During his six years as Maryland governor, Big Labor politician Martin O’Malley has repeatedly pushed for passage of and signed into law measures expanding the power of the Free State’s government union officials to force public servants to fork over union dues or fees, or be fired. Just this year, O’Malley rubber-stamped legislation denying counties the ability to protect the Right to Work of K-12 public school employees. Forced union dues are now automatically authorized in K-12 education statewide.
O’Malley and other politicians who favor such union special-interest schemes claim public employees benefit from compulsion. Obviously, employees who don’t want a particular union (or perhaps any union at all) are actually harmed by being forced to support financially their Big Labor “exclusive” bargaining agents. But what about voluntary union members? Do they benefit?
Maryland-based columnist Marta Mossburg recently looked at recent reports documenting the financial impact of a 2009 Maryland law imposing compulsory unionism on state government employees. In the commentary linked below, she uses this information to answer the ancient question, “Cui bono?” — e.g., “Who benefits?” Mossburg finds that state employees, whether they are union members are not, have not gotten anything out of the four-year-old forced-dues law. Nor have taxpayers. Nor have other citizens who depend on public services. But union bosses have reaped a huge windfall from the cynically mislabeled “fair share act”:
Maryland’s Fair Share Act is to fair what Liberace is to understated.

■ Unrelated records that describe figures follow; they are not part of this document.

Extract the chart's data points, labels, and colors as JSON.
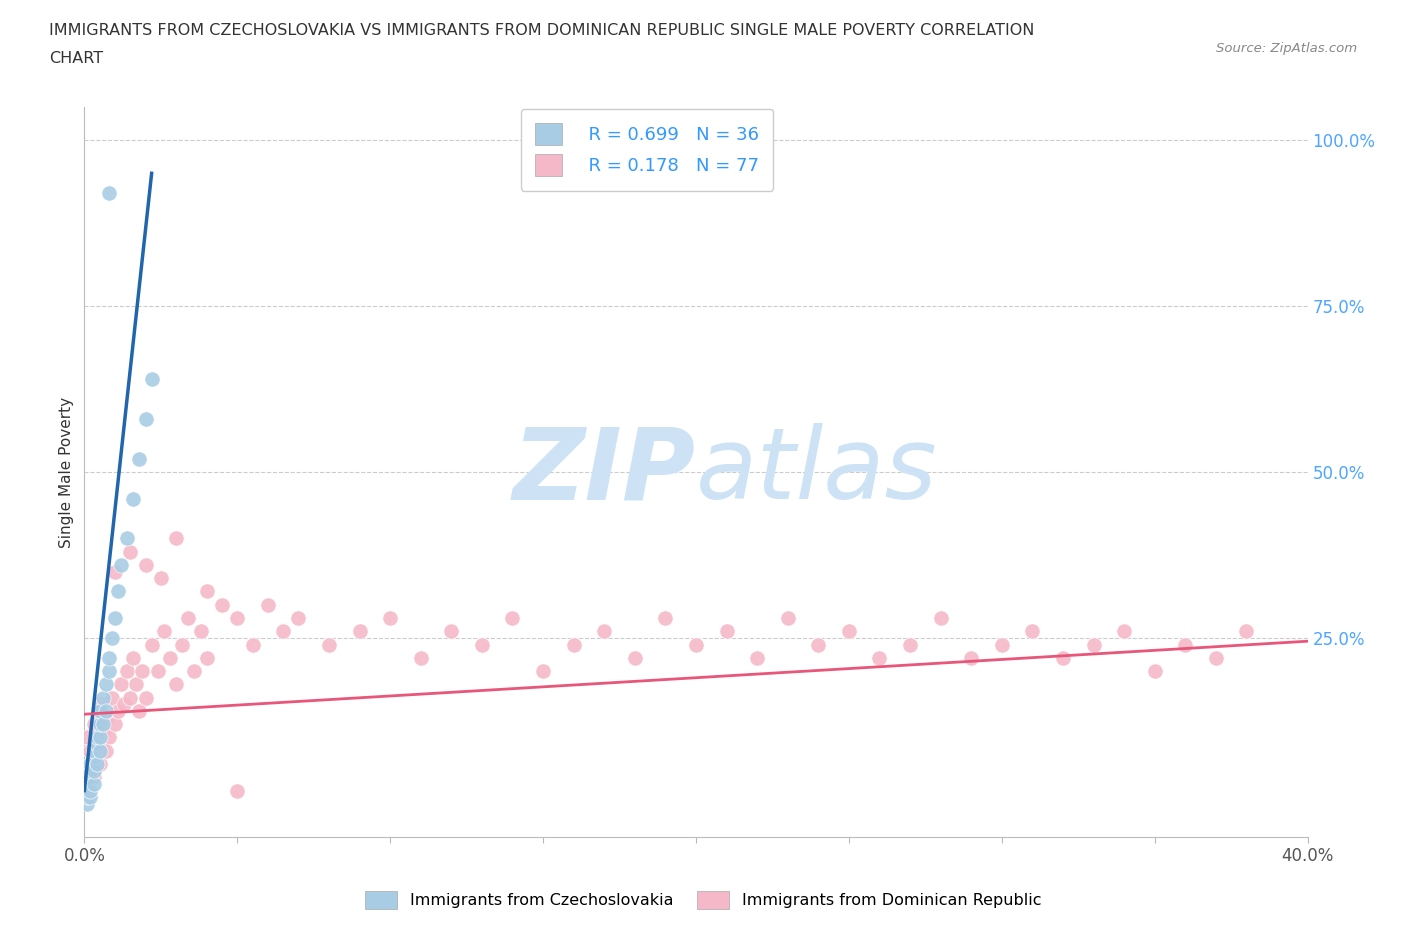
{
  "title_line1": "IMMIGRANTS FROM CZECHOSLOVAKIA VS IMMIGRANTS FROM DOMINICAN REPUBLIC SINGLE MALE POVERTY CORRELATION",
  "title_line2": "CHART",
  "source_text": "Source: ZipAtlas.com",
  "ylabel": "Single Male Poverty",
  "x_min": 0.0,
  "x_max": 0.4,
  "y_min": -0.05,
  "y_max": 1.05,
  "blue_color": "#a8cce4",
  "pink_color": "#f4b8c8",
  "blue_line_color": "#2166ac",
  "pink_line_color": "#e8567a",
  "R_blue": 0.699,
  "N_blue": 36,
  "R_pink": 0.178,
  "N_pink": 77,
  "watermark_zip": "ZIP",
  "watermark_atlas": "atlas",
  "watermark_color": "#cde3f5",
  "blue_scatter_x": [
    0.001,
    0.001,
    0.001,
    0.001,
    0.002,
    0.002,
    0.002,
    0.002,
    0.002,
    0.003,
    0.003,
    0.003,
    0.003,
    0.004,
    0.004,
    0.004,
    0.005,
    0.005,
    0.005,
    0.005,
    0.006,
    0.006,
    0.007,
    0.007,
    0.008,
    0.008,
    0.009,
    0.01,
    0.011,
    0.012,
    0.014,
    0.016,
    0.018,
    0.02,
    0.022,
    0.008
  ],
  "blue_scatter_y": [
    0.0,
    0.01,
    0.02,
    0.03,
    0.01,
    0.02,
    0.04,
    0.05,
    0.06,
    0.03,
    0.05,
    0.07,
    0.08,
    0.06,
    0.09,
    0.1,
    0.08,
    0.1,
    0.12,
    0.14,
    0.12,
    0.16,
    0.14,
    0.18,
    0.2,
    0.22,
    0.25,
    0.28,
    0.32,
    0.36,
    0.4,
    0.46,
    0.52,
    0.58,
    0.64,
    0.92
  ],
  "pink_scatter_x": [
    0.001,
    0.002,
    0.003,
    0.004,
    0.005,
    0.006,
    0.007,
    0.008,
    0.009,
    0.01,
    0.011,
    0.012,
    0.013,
    0.014,
    0.015,
    0.016,
    0.017,
    0.018,
    0.019,
    0.02,
    0.022,
    0.024,
    0.026,
    0.028,
    0.03,
    0.032,
    0.034,
    0.036,
    0.038,
    0.04,
    0.045,
    0.05,
    0.055,
    0.06,
    0.065,
    0.07,
    0.08,
    0.09,
    0.1,
    0.11,
    0.12,
    0.13,
    0.14,
    0.15,
    0.16,
    0.17,
    0.18,
    0.19,
    0.2,
    0.21,
    0.22,
    0.23,
    0.24,
    0.25,
    0.26,
    0.27,
    0.28,
    0.29,
    0.3,
    0.31,
    0.32,
    0.33,
    0.34,
    0.35,
    0.36,
    0.37,
    0.38,
    0.003,
    0.005,
    0.007,
    0.01,
    0.015,
    0.02,
    0.025,
    0.03,
    0.04,
    0.05
  ],
  "pink_scatter_y": [
    0.1,
    0.08,
    0.12,
    0.09,
    0.15,
    0.11,
    0.13,
    0.1,
    0.16,
    0.12,
    0.14,
    0.18,
    0.15,
    0.2,
    0.16,
    0.22,
    0.18,
    0.14,
    0.2,
    0.16,
    0.24,
    0.2,
    0.26,
    0.22,
    0.18,
    0.24,
    0.28,
    0.2,
    0.26,
    0.22,
    0.3,
    0.28,
    0.24,
    0.3,
    0.26,
    0.28,
    0.24,
    0.26,
    0.28,
    0.22,
    0.26,
    0.24,
    0.28,
    0.2,
    0.24,
    0.26,
    0.22,
    0.28,
    0.24,
    0.26,
    0.22,
    0.28,
    0.24,
    0.26,
    0.22,
    0.24,
    0.28,
    0.22,
    0.24,
    0.26,
    0.22,
    0.24,
    0.26,
    0.2,
    0.24,
    0.22,
    0.26,
    0.04,
    0.06,
    0.08,
    0.35,
    0.38,
    0.36,
    0.34,
    0.4,
    0.32,
    0.02
  ]
}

The 2009 law mandating that all state employees pay union dues regardless of whether they belong to the union is, however, a huge boon to the bottom line of the American Federation of State, County and Municipal Employees, according to IRS records.
Revenue at the largest state employee union rose from $5.1 million to $8.8 million in a year, according to its Form 990 returns from 2010 and 2011 at Guidestar.org. (AFSCME does not make its tax forms available on its website, http://www.afscmemd.org/.) The union did not start collecting dues from nonmembers under its jurisdiction until July 2011.
Contrary to union officials’ statements at the time of the law’s passage that the money would be targeted to improve services for all employees, the tax records show the vast majority of the increase went to hiking union employees’ salaries and toward higher affiliate payments to state and local unions and the national parent organization.